Unfortunately, the Gold Rush wasn’t without its negative affects, as Native Americans were attacked and pushed off their land, creating race and ethnic tensions. Not to mention environmental harm caused by prospectors literally overturning every stone, trying to get their piece of the pot.

When I first heard there was gold in them there hills of Nashville, it wasn’t long before I knew I needed to pack up my wagon and trek across the country from Minnesota to see what I might uncover.

Heck, I had as good of a chance as anybody, right? I remember thinking a well-intentioned, charismatic, halfway-decent singer like myself stood a pretty good shot at a record deal. I had bought records and seen concerts by artists who appeared to be a lot more mediocre than me. People say the record industry just puts out crap. I say, why can’t they just put out my crap?

I packed my wagon (a tiny Plymouth Horizon that used to belong to my Grandma Bob) to the gills with my CD collection and enough underwear to last a week. I was lovingly sent off by an extremely encouraging group of people who had probably never met a prospector. Sure, they’d seen them on TV or in the movies, but a real life dream-chasing gold-digger? Probably not one. I know I hadn’t. I had no role models.

It wasn’t long after I arrived in Nashville I learned that finding opportunities in the music biz is a bit like panning for gold. You can fill your pan up with all kinds of sand and rocks, sifting through it all with a fine-toothed comb, hoping that one little fleck of something shiny might emerge. After a long while of finding nothing of value, it’s easy to begin wondering if the problem is actually me and not simply that I’m looking for gold in an already scoured riverbed.

Did the empty-handed forty-niners who left California realize the randomness of finding the gold, or did they possibly think there was something inherently wrong with them? I’m not saying that's how I felt. But it was.

Without any prospects, I basically had to constantly sniff around, turning over all kinds of stones, looking for opportunities. Or friends. I found out early enough that you had to pick one or the other.

There was one guy I had met early on in my time here in Nashville who was a considerably successful songwriter and was part of a group that was doing pretty well on the charts. We hit it off as friends and started hanging out. I met his wife and kids—it was that level of hanging out.

One day as we were driving somewhere he told me, “Mark, I don’t think I can be friends with you. You don’t fit into the business side of my life, or the family side of my life.”
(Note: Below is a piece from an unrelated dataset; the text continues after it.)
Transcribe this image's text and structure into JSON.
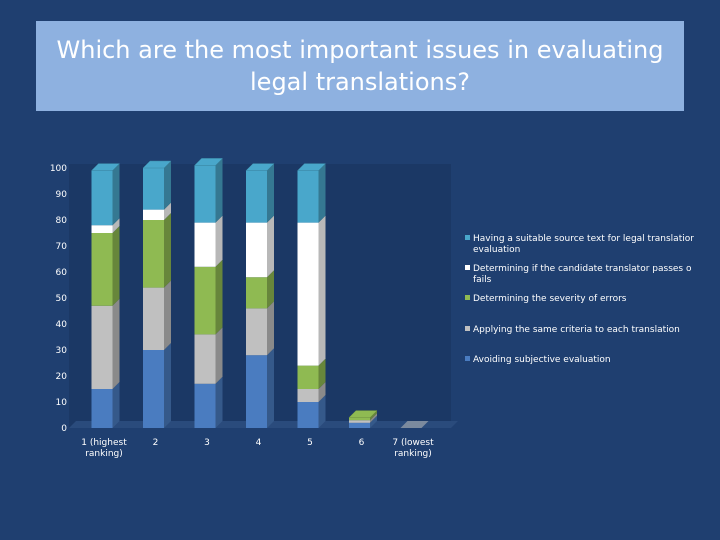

Sure, he was busy, and was probably just trying to create margin in his life. But I was floored. It wasn’t enough that we enjoyed each other’s company, and experienced a unique interpersonal connection. I just didn’t fit into his purpose-driven realm of relational possibilities. I’ve experienced rejection before, but never for such awkwardly verbalized, heart-blocked reasons.

Someone wise once told me, “Friendship in Nashville—don’t take it personally.”

I’ve held onto that gold nugget of wisdom for years.